Study Rationale: A major problem in Parkinson’s disease (PD) is the buildup of a protein called alpha-synuclein, which damages brain cells. One way to help clear this toxic protein is by activating a natural cell-cleaning system called autophagy. Drugs that activate autophagy by blocking a protein called mTOR have shown promise in lab models—but these drugs also cause serious side effects in the periphery of the patient's body. This has limited their ability to be used to treat PD patients.
Hypothesis: We believe that we can safely activate autophagy in the brain without causing problems in the rest of the body. Our approach combines existing clinically-utilized mTOR-inhibiting drugs with a new compound that prevents these drugs from acting outside the brain. This “BrainOnly” strategy could help remove alpha-synuclein and protect brain cells while avoiding harmful side effects.
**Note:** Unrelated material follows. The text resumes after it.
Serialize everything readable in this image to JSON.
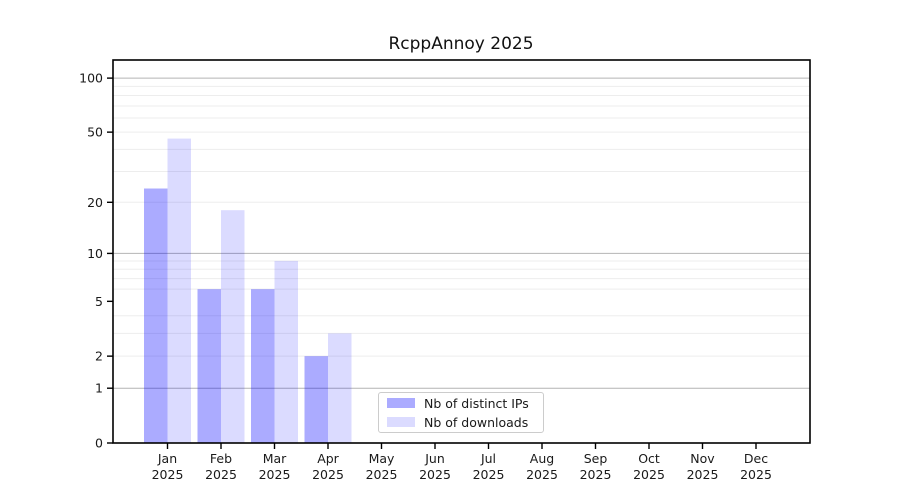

Study Design: We will test several FDA-approved mTOR inhibitors in combination with our peripheral blocker molecule. First, we will use lab-grown brain cells and Parkinson’s Disease mouse models to see which combination best clears aggregated alpha-synuclein. We’ll track key markers in the brain, blood, and spinal fluid to confirm that the mTOR inhibitors are working only in the brain. Promising drug combinations will then be tested in animal safety studies, with the goal of identifying a Development Candidate for advancement.
Impact on Diagnosis/Treatment of Parkinson’s Disease:
If successful, this project could deliver a first-of-its-kind treatment that safely boosts autophagy only in the brain. By clearing harmful proteins without the usual side effects of mTOR inhibitors, this approach may slow or stop PD progression. It could also help other diseases caused by protein buildup in the brain.
Next Steps for Development: Once the best drug combo is identified, we will perform safety studies and prepare for clinical trial testing, starting with testing in healthy volunteers and then people with PD.